“Vale will be one of the big partners of Guinea in iron ore and it’s the Simandou project which is interesting for Guinea so we will find a solution with Vale,” he said yesterday in an interview with Bloomberg Television in Davos, Switzerland. “We’re working on it.”
Vale, which bought a 51 percent stake in a section of Simandou in 2010, put the scope and schedule for its $1.26 billion Zogota iron-ore project in Simandou South under review in October. The 2 million-metric-ton project was expected to start producing in the second half of last year. The company, which is suspending operations at unprofitable mines as it cuts costs, wants greater clarity from the government on regulations and infrastructure cost uncertainties before restarting work, Chief Executive Officer Murilo Ferreira said Dec. 6.
Vale’s press office in Rio de Janeiro yesterday declined to respond to Conde’s comments.
Vale’s Simandou partner is BSG Resources Ltd., a company controlled by Israeli businessman Beny Steinmetz, which in November said it received a letter from the Guinea government regarding an investigation into how the venture with Vale obtained mining rights. The project may cost as much as $10 billion to develop, BSG said in a statement on its website.
Guinea also offered Rio Tinto (RIO) Group “a strategic partnership for 50 or 100 years” to develop the company’s rights in another section of Simandou, Conde said yesterday, without providing details.
“Now the ball is in Rio Tinto’s court,” he said. “We have no worries about the financing.”

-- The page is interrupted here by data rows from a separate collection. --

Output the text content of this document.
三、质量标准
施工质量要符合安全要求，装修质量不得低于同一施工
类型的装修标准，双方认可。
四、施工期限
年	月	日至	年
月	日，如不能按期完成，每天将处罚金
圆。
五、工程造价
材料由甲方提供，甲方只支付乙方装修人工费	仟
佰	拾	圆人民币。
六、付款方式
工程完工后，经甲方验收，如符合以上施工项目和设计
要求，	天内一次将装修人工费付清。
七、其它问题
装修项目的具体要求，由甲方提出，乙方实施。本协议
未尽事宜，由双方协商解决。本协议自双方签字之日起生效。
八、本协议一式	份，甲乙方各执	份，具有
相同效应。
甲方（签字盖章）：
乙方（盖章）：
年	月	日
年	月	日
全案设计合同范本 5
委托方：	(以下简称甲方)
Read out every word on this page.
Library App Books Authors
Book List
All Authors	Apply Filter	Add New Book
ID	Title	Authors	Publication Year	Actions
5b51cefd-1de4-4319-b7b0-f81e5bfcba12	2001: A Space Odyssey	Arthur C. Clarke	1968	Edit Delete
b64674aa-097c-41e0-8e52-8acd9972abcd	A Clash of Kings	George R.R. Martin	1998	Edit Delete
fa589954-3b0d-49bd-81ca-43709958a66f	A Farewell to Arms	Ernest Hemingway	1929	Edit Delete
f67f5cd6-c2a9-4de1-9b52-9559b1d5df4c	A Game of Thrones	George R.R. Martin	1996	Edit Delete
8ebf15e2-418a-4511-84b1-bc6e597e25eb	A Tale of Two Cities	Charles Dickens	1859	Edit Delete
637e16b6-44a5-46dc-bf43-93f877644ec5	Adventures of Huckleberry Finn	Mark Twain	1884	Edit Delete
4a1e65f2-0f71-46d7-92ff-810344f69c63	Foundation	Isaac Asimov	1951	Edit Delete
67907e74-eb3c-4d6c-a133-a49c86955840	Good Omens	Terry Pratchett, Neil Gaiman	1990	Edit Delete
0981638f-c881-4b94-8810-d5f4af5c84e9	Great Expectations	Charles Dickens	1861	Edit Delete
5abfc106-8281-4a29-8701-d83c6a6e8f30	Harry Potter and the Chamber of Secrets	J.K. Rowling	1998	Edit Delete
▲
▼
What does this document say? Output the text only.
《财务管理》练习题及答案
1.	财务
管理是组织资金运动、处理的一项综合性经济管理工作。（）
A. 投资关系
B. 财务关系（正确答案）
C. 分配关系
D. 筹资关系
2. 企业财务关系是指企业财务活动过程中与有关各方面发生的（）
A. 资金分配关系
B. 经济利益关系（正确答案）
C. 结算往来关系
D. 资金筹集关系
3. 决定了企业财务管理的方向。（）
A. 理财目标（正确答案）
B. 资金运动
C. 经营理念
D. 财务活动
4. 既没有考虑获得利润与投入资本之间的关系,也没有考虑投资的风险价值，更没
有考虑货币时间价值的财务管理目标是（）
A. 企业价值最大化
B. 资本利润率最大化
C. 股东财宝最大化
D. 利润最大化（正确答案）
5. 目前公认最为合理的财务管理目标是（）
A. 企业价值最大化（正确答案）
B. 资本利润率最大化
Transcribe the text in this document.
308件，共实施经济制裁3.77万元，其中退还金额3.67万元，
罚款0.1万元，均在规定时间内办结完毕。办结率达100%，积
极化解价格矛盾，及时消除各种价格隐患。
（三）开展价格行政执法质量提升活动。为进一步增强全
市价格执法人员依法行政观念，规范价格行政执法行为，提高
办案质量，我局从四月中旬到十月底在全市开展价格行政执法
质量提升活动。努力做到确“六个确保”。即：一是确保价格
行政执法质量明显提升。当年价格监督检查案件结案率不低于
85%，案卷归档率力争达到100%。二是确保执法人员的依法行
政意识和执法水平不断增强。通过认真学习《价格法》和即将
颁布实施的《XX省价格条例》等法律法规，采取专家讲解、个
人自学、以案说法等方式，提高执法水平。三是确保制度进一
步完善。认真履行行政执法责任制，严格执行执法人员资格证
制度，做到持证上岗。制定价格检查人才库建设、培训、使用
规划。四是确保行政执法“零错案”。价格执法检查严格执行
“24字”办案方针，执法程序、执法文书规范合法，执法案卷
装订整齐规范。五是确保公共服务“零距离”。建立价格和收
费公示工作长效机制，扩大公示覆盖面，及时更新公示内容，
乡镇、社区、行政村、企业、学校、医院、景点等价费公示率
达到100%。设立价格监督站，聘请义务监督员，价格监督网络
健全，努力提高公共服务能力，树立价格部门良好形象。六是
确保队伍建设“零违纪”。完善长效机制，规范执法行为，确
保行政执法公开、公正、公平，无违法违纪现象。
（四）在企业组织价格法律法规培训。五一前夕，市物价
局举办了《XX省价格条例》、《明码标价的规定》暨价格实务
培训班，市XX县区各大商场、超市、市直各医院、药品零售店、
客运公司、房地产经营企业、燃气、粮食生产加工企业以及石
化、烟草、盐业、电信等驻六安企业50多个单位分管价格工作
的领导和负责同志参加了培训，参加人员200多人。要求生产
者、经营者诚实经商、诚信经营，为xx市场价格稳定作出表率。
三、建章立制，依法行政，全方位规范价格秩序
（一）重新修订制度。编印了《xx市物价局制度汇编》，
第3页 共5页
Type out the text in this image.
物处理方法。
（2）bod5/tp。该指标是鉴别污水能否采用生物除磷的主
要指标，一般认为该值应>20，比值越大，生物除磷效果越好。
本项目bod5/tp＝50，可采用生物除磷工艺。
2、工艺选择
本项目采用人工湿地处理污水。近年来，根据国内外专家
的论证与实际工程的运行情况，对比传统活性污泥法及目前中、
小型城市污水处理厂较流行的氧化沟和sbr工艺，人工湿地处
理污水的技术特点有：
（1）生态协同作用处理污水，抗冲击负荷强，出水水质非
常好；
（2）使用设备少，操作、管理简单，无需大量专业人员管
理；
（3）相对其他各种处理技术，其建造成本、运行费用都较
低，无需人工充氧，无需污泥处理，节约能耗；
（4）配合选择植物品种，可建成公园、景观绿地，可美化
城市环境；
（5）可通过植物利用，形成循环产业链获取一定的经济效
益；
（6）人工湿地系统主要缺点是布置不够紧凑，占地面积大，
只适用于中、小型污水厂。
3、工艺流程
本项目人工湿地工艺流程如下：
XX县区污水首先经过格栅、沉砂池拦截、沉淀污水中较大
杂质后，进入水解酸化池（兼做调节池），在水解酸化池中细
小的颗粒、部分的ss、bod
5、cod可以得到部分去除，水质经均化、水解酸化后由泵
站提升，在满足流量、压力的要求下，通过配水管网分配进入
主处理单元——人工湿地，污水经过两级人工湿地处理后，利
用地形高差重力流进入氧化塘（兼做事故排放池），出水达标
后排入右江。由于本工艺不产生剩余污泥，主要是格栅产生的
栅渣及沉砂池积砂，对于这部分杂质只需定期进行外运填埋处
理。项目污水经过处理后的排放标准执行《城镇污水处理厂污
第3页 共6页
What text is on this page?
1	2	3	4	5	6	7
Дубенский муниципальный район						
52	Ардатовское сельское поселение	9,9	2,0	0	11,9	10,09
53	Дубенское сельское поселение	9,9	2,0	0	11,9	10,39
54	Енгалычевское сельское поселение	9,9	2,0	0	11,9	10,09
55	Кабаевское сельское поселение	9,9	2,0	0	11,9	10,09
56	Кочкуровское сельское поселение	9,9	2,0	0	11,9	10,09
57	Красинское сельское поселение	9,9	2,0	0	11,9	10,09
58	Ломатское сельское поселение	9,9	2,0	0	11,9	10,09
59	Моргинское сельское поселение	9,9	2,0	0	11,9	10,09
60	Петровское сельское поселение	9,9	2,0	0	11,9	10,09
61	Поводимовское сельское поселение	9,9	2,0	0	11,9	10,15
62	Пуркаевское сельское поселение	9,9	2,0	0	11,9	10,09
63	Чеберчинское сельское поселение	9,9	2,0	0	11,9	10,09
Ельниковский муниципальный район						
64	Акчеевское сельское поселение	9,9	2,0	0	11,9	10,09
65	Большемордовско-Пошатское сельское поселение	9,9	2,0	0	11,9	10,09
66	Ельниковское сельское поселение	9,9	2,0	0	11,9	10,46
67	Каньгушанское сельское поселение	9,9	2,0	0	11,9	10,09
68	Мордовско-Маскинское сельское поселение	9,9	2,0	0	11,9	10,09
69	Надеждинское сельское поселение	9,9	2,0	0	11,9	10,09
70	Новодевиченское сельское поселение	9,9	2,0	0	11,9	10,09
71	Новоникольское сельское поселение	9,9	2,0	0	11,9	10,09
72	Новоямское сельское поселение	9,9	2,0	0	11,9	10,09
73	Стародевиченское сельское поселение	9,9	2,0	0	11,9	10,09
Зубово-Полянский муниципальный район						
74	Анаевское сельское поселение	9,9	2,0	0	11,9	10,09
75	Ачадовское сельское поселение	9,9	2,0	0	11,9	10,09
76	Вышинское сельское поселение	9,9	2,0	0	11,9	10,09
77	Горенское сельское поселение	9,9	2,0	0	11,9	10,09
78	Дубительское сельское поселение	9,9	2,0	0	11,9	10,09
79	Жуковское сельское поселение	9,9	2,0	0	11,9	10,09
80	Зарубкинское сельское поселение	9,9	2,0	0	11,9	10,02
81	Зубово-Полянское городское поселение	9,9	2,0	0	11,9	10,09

David Luff, a Melbourne-based spokesman for Rio, said he wasn’t immediately able to comment.
Rio Tinto rose for the first time in three days, adding 2.1 percent to 3,575.00 pence in London.
Separately, Conde said that Guinea, which neighbors Mali to the west, wants more nations to get involved in a battle to defeat al-Qaeda in the Islamic Maghreb in northern Mali. He said that without wider involvement, Mali risks becoming another Afghanistan, which harbored terrorists including Osama bin Laden, after two decades of war tore the nation apart.
Weapons and money have flooded the Sahel region of Africa after the fall of Libya President Muammar Qaddafi in 2011, threatening to destabilize governments in west and north Africa, according to the United Nations. Terrorists that seized an Algeria gas plant this month use northern Mali as a base, where they have collected millions of dollars in ransom, according to the U.S. Treasury.
The French military helped Mali recapture two towns this week, as foreign governments expressed concern that al-Qaeda in the Maghreb, which controls two-thirds of Mali, is using the northern part of the nation to operate as a base. The U.S. is providing intelligence and planes for the mission.
“If France hadn’t intervened, it would have been a disaster,” Conde said during the interview. “We need to prepare for a second war, a much tougher war, a much longer war, in the Sahara. If we want to avoid Sahara becoming the new Afghanistan, everyone needs to be involved in this war.”